The Chicago Bears are making headlines this season and not for all the right reasons as many armchair quarterbacks can attest. As we look ahead to what we hope will be a reborn Bears team, I’ll take us back to another time when there was a Riverside connection with George Halas’ boys.
Mirro Roder played two seasons in the 1970s for the Chicago Bears and two games for the Tampa Bay Buccaneers, a new expansion team at the time. He was born in what is now the Czech Republic in 1944 and would become the first Czechoslovakian-born player in the NFL.

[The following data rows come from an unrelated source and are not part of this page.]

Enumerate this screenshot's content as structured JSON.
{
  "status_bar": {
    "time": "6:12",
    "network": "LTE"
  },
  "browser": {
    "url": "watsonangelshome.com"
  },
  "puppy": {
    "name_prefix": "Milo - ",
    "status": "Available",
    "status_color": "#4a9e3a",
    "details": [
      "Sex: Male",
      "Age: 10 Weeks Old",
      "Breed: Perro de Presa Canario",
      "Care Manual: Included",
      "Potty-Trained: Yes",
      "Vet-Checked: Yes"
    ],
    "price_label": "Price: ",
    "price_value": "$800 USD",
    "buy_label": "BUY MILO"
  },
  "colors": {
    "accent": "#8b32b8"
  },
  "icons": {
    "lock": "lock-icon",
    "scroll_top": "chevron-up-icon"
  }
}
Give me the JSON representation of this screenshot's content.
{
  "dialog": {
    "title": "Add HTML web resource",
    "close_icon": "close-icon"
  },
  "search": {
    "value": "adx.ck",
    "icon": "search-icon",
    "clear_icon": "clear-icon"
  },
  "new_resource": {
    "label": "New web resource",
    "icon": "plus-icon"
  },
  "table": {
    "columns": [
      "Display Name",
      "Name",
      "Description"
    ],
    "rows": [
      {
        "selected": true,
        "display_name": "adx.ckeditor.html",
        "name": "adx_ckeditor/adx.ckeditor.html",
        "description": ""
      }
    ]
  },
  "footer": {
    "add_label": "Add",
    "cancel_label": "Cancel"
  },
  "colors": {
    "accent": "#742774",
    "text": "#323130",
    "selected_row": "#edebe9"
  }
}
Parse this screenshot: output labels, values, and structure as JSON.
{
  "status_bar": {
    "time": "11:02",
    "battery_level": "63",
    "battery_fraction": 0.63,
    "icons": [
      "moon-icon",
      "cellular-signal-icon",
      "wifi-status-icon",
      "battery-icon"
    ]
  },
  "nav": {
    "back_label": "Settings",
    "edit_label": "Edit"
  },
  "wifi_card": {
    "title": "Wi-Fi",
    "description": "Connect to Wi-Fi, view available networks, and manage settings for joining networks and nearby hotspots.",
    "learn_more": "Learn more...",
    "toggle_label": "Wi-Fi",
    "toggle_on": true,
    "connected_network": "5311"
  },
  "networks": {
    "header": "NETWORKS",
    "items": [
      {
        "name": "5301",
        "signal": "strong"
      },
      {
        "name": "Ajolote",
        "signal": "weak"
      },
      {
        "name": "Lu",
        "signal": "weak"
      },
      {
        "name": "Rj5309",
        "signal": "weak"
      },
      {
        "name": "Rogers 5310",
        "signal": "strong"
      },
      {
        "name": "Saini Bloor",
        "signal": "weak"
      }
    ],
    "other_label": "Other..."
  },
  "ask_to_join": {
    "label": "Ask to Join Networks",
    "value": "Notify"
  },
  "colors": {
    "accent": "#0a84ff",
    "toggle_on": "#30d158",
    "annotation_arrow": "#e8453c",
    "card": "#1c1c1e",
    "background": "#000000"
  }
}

At 6-foot-1, 218-pounds he wasn’t your average NFL place-kicker. A soccer player growing up, Roder came to the United States in the late 1960s. In 1973, Roder was a 29-year-old construction worker who played soccer on the weekends and taught himself how to kick field goals when he was signed by the Bears after a free-agent tryout.
He kept the position for two seasons when injuries caused him to leave the team. His career field goal percentage was just 53 percent, but Roder was good enough one year to be named to the Pro Bowl as a First Team All-Pro.
After missing the 1975 season, he went on to play for the Tampa Bay Buccaneers in 1976 during their inaugural season in the league. He only played two games and missed all three of the field goals he attempted. In 1977, he tried one more time but was let go during the preseason by the Cleveland Browns.
While he did gain some notoriety on the field, his biggest fans were those young fans who discovered a real professional football player lived in Riverside. He built a house on Herrick Road, and family members still reside there. Youngsters and adults alike would drive or ride past the house for a chance to see a real professional football player and a Chicago Bear on top of it.
He remained in Riverside with his family, but following a divorce he returned to the Czech Republic. His daughter, Michelle Roder, who still lives in the Riverside house contacted me to inform me of her father’s passing on July 9, 2021.
He had remarried in the Czech Republic but maintained contact with his family here. Michelle Roder was able to visit her father while he was sick, but travel back and forth was difficult partly due to travel restrictions involving COVID -19.
Roder says she enjoys hearing stories about her dad and how people liked to see him drive his car with his license plate bearing his number, 15.
Quiz time: Name another pro football player who lived in Riverside and one who lived in North Riverside. This is easy sports fans!